On dit qu'un  prologue peut encoder un film.

Film dans le film -ou du moins répétition d’une scène - tel se présente le tout début de « Passages » d’Ira Sachs . Un réalisateur Tomas dirige un comédien : celui-ci doit descendre un escalier, se rendre à un comptoir commander une boisson avant de participer à une fête; or sa démarche est empotée, manque de spontanéité ; on répète plusieurs fois la  "descente" des marches, alors que défile le générique. Tomas s’énerve. Le ton monte, celui de la colère intransigeante. Ainsi on "passe" très rapidement de la "direction d’acteurs"  à la volonté d’humilier.

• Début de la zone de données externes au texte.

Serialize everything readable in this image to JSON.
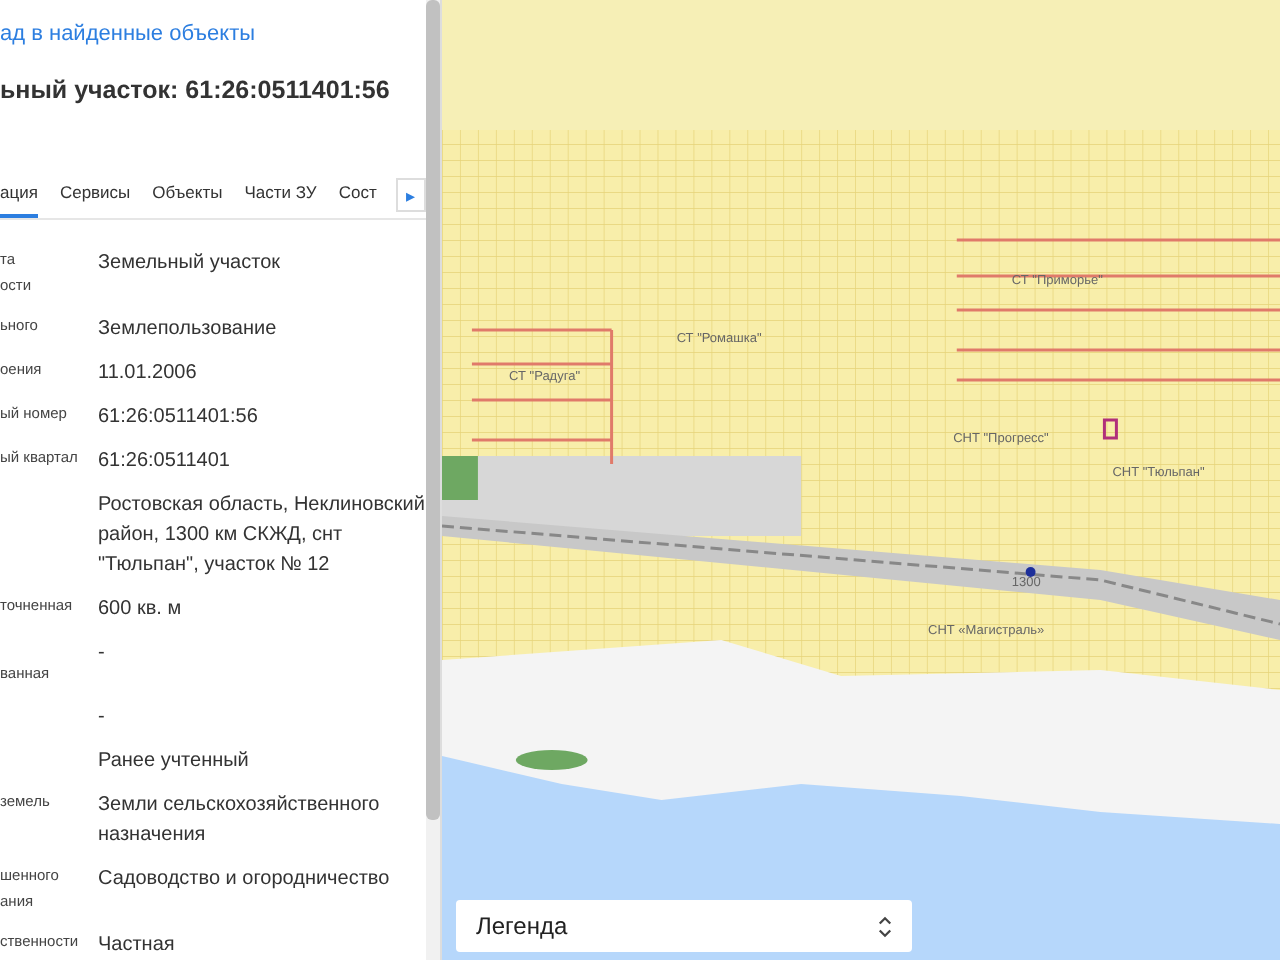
{
  "panel": {
    "back_link": "ад в найденные объекты",
    "title": "ьный участок: 61:26:0511401:56",
    "tabs": [
      {
        "label": "ация",
        "selected": true
      },
      {
        "label": "Сервисы",
        "selected": false
      },
      {
        "label": "Объекты",
        "selected": false
      },
      {
        "label": "Части ЗУ",
        "selected": false
      },
      {
        "label": "Сост",
        "selected": false
      }
    ],
    "tab_scroll": "▸",
    "rows": [
      {
        "label": "та\nости",
        "value": "Земельный участок"
      },
      {
        "label": "ьного",
        "value": "Землепользование"
      },
      {
        "label": "оения",
        "value": "11.01.2006"
      },
      {
        "label": "ый номер",
        "value": "61:26:0511401:56"
      },
      {
        "label": "ый квартал",
        "value": "61:26:0511401"
      },
      {
        "label": "",
        "value": "Ростовская область, Неклиновский район, 1300 км СКЖД, снт \"Тюльпан\", участок № 12"
      },
      {
        "label": "точненная",
        "value": "600 кв. м"
      },
      {
        "label": "\nванная",
        "value": "-"
      },
      {
        "label": "",
        "value": "-"
      },
      {
        "label": "",
        "value": "Ранее учтенный"
      },
      {
        "label": "земель",
        "value": "Земли сельскохозяйственного назначения"
      },
      {
        "label": "шенного\nания",
        "value": "Садоводство и огородничество"
      },
      {
        "label": "ственности",
        "value": "Частная"
      }
    ]
  },
  "map": {
    "labels": [
      {
        "text": "СТ \"Приморье\""
      },
      {
        "text": "СТ \"Ромашка\""
      },
      {
        "text": "СТ \"Радуга\""
      },
      {
        "text": "СНТ \"Прогресс\""
      },
      {
        "text": "СНТ \"Тюльпан\""
      },
      {
        "text": "1300"
      },
      {
        "text": "СНТ «Магистраль»"
      }
    ],
    "legend": {
      "label": "Легенда"
    }
  }
}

Or c’est précisément ce qu’est Tomas tant dans sa relation avec Martin qu’avec Agathe -malgré des dénégations répétées, de vaines promesses et de torrides rapports sexuels - Non pas simple "distributeur" de rôles,  mais manipulateur, c’est ainsi qu'il sera décrit  dans "sa vie"  au quotidien. Avec ces moments d’indécision -qui font d’ailleurs écho à l’indécision de l’acteur dans la scène liminaire !. La dynamique du film ? la perte progressive d’un pouvoir jupitérien, celui de tout contrôler   

L’escalier sera de toute évidence un motif récurrent : marches que l’on (Tomas) monte et descend avec ou sans vélo, marches que l’on gravit en "passant"  d’un appartement à l’autre- -Martin/Agathe   -et la rapidité épousera aussi celle du pédalier tout comme elle dira  l’essoufflement avant la  "crise"

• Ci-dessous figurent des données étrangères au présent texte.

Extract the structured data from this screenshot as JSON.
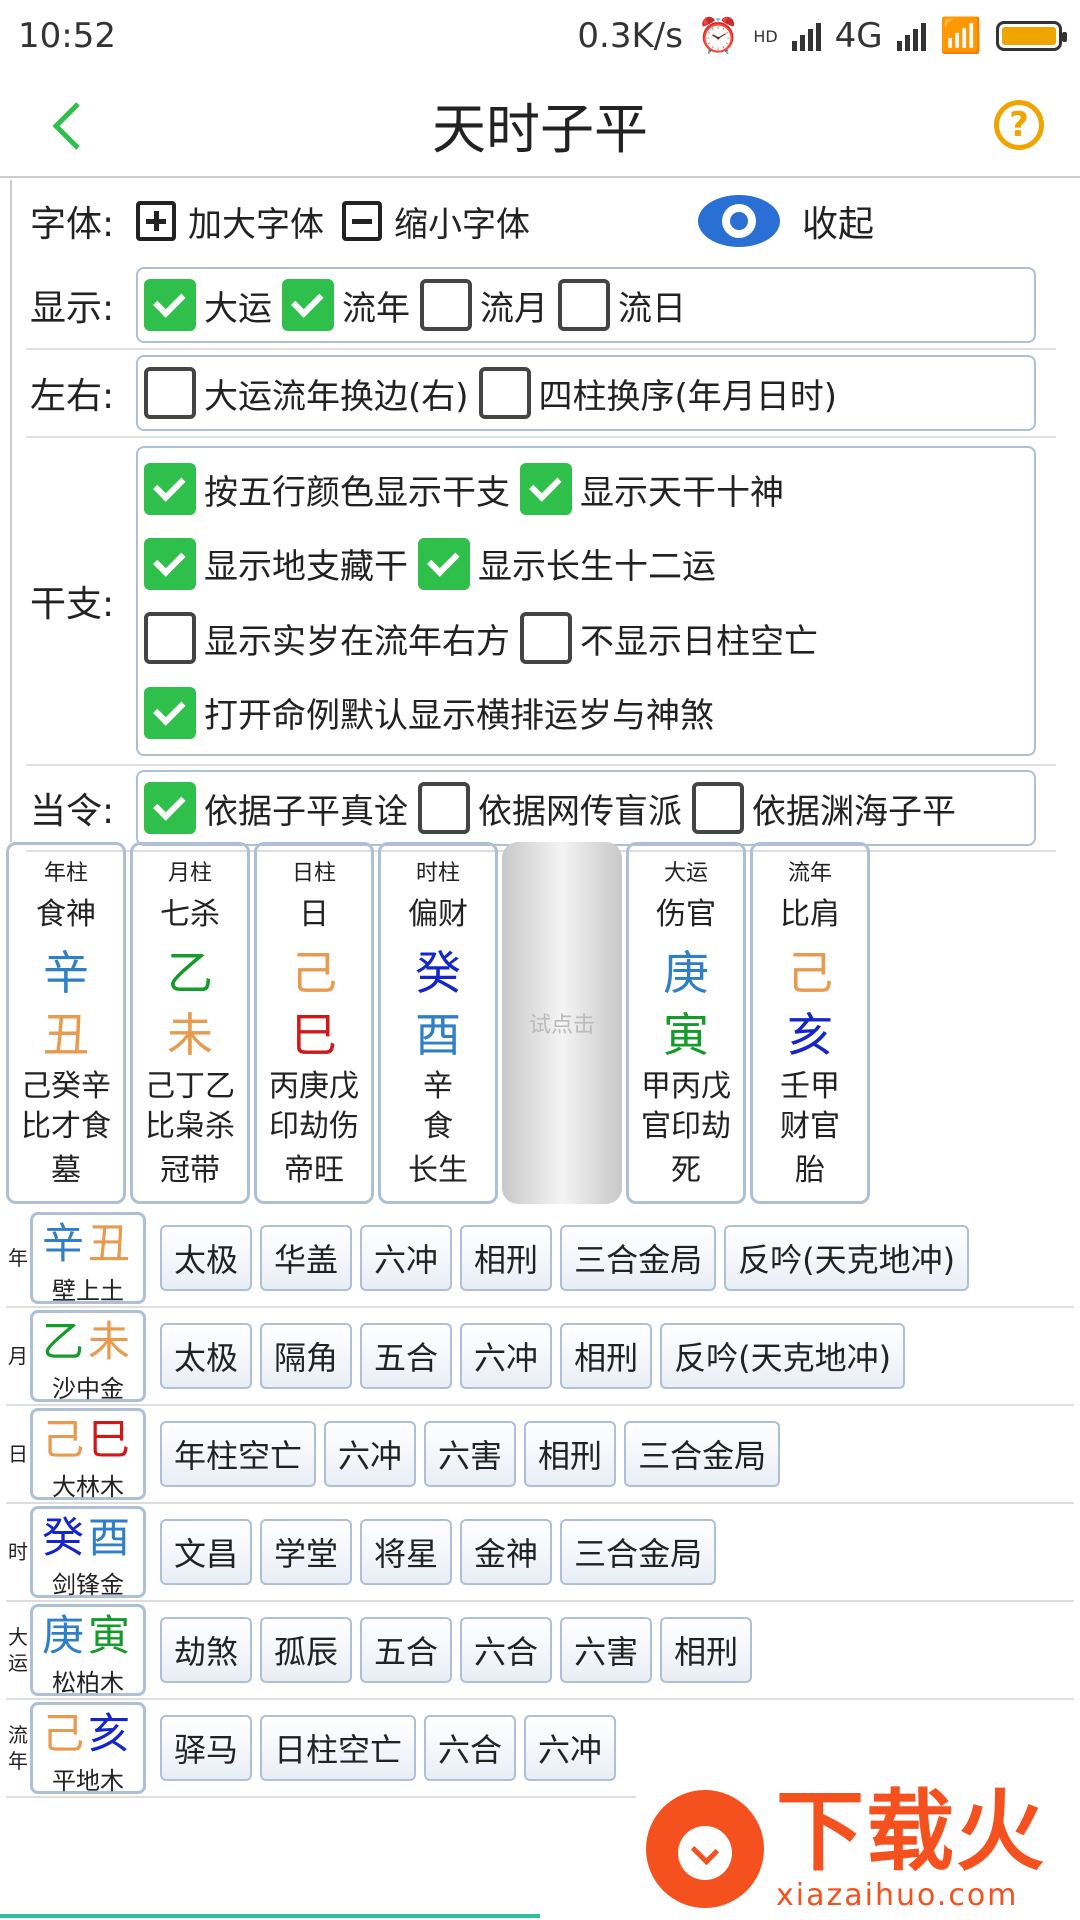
{
  "status": {
    "time": "10:52",
    "speed": "0.3K/s",
    "net_hd": "HD",
    "net": "4G"
  },
  "title": "天时子平",
  "font_row": {
    "label": "字体:",
    "enlarge": "加大字体",
    "shrink": "缩小字体",
    "collapse": "收起"
  },
  "display_row": {
    "label": "显示:",
    "items": [
      {
        "label": "大运",
        "checked": true
      },
      {
        "label": "流年",
        "checked": true
      },
      {
        "label": "流月",
        "checked": false
      },
      {
        "label": "流日",
        "checked": false
      }
    ]
  },
  "lr_row": {
    "label": "左右:",
    "items": [
      {
        "label": "大运流年换边(右)",
        "checked": false
      },
      {
        "label": "四柱换序(年月日时)",
        "checked": false
      }
    ]
  },
  "gz_row": {
    "label": "干支:",
    "items": [
      {
        "label": "按五行颜色显示干支",
        "checked": true
      },
      {
        "label": "显示天干十神",
        "checked": true
      },
      {
        "label": "显示地支藏干",
        "checked": true
      },
      {
        "label": "显示长生十二运",
        "checked": true
      },
      {
        "label": "显示实岁在流年右方",
        "checked": false
      },
      {
        "label": "不显示日柱空亡",
        "checked": false
      },
      {
        "label": "打开命例默认显示横排运岁与神煞",
        "checked": true
      }
    ]
  },
  "dl_row": {
    "label": "当令:",
    "items": [
      {
        "label": "依据子平真诠",
        "checked": true
      },
      {
        "label": "依据网传盲派",
        "checked": false
      },
      {
        "label": "依据渊海子平",
        "checked": false
      }
    ]
  },
  "pillars": [
    {
      "head": "年柱",
      "shishen": "食神",
      "gan": "辛",
      "gan_color": "#2f7fc6",
      "zhi": "丑",
      "zhi_color": "#e89a4e",
      "hide1": "己癸辛",
      "hide2": "比才食",
      "cs": "墓"
    },
    {
      "head": "月柱",
      "shishen": "七杀",
      "gan": "乙",
      "gan_color": "#149b2a",
      "zhi": "未",
      "zhi_color": "#e89a4e",
      "hide1": "己丁乙",
      "hide2": "比枭杀",
      "cs": "冠带"
    },
    {
      "head": "日柱",
      "shishen": "日",
      "gan": "己",
      "gan_color": "#e89a4e",
      "zhi": "巳",
      "zhi_color": "#d01818",
      "hide1": "丙庚戊",
      "hide2": "印劫伤",
      "cs": "帝旺"
    },
    {
      "head": "时柱",
      "shishen": "偏财",
      "gan": "癸",
      "gan_color": "#1426c8",
      "zhi": "酉",
      "zhi_color": "#2f7fc6",
      "hide1": "辛",
      "hide2": "食",
      "cs": "长生"
    }
  ],
  "try_click": "试点击",
  "yun_pillars": [
    {
      "head": "大运",
      "shishen": "伤官",
      "gan": "庚",
      "gan_color": "#2f7fc6",
      "zhi": "寅",
      "zhi_color": "#149b2a",
      "hide1": "甲丙戊",
      "hide2": "官印劫",
      "cs": "死"
    },
    {
      "head": "流年",
      "shishen": "比肩",
      "gan": "己",
      "gan_color": "#e89a4e",
      "zhi": "亥",
      "zhi_color": "#1426c8",
      "hide1": "壬甲",
      "hide2": "财官",
      "cs": "胎"
    }
  ],
  "relations": [
    {
      "side": "年",
      "gan": "辛",
      "gan_color": "#2f7fc6",
      "zhi": "丑",
      "zhi_color": "#e89a4e",
      "nayin": "壁上土",
      "tags": [
        "太极",
        "华盖",
        "六冲",
        "相刑",
        "三合金局",
        "反吟(天克地冲)"
      ]
    },
    {
      "side": "月",
      "gan": "乙",
      "gan_color": "#149b2a",
      "zhi": "未",
      "zhi_color": "#e89a4e",
      "nayin": "沙中金",
      "tags": [
        "太极",
        "隔角",
        "五合",
        "六冲",
        "相刑",
        "反吟(天克地冲)"
      ]
    },
    {
      "side": "日",
      "gan": "己",
      "gan_color": "#e89a4e",
      "zhi": "巳",
      "zhi_color": "#d01818",
      "nayin": "大林木",
      "tags": [
        "年柱空亡",
        "六冲",
        "六害",
        "相刑",
        "三合金局"
      ]
    },
    {
      "side": "时",
      "gan": "癸",
      "gan_color": "#1426c8",
      "zhi": "酉",
      "zhi_color": "#2f7fc6",
      "nayin": "剑锋金",
      "tags": [
        "文昌",
        "学堂",
        "将星",
        "金神",
        "三合金局"
      ]
    },
    {
      "side": "大运",
      "gan": "庚",
      "gan_color": "#2f7fc6",
      "zhi": "寅",
      "zhi_color": "#149b2a",
      "nayin": "松柏木",
      "tags": [
        "劫煞",
        "孤辰",
        "五合",
        "六合",
        "六害",
        "相刑"
      ]
    },
    {
      "side": "流年",
      "gan": "己",
      "gan_color": "#e89a4e",
      "zhi": "亥",
      "zhi_color": "#1426c8",
      "nayin": "平地木",
      "tags": [
        "驿马",
        "日柱空亡",
        "六合",
        "六冲"
      ]
    }
  ],
  "watermark": {
    "brand": "下载火",
    "url": "xiazaihuo.com"
  }
}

Plus qu’une énième variation sur le "triangle" amoureux avec un couple d’homosexuels - le trio est porté par un formidable casting !, le film d’Ira Sachs serait une interrogation sur l’impossibilité de  "créer une famille "  quelles qu’en soient les "formes" . Tomas, qui est quasiment de tous les plans, est celui par qui advient naît meurt un « semblant » de « construction ». Le couple qu’il formait avec Martin et leurs projets d’avenir risquent de s’écrouler quand il débute une idylle avec Agathe. Séparations réconciliations tentatives de  ….celles précisément que formulent les parents d’Agathe soucieux de l’avenir de leur fille enceinte  (une scène au comique grinçant !!) ; mais Tomas se défile -une fois de plus tout comme il fonce dans les rues de Paris en empruntant délibérément les accès interdits aux vélos (très belle séquence d’extérieur, avec en écho inversé les séquences des cafés). Nombriliste, égoïste Tomas sera-t-il renvoyé à la "solitude fondamentale"?

Le réalisateur semble exceller dans la rencontre et l’exultation des corps -et certaines scènes dites de « sexe » signent l’apothéose de la sensualité sans verser dans l’érotisme vulgaire ni le voyeurisme. De même s’impose le « rendu » d’appartements ouatés de velours pourpre (qui contraste avec certaines entrées d’immeubles.) Souvent filmé de dos, -comme pour ne pas s’exposer à une lumière qui le condamnerait -Tomas rappelle ces êtres antipathiques à la Pialat …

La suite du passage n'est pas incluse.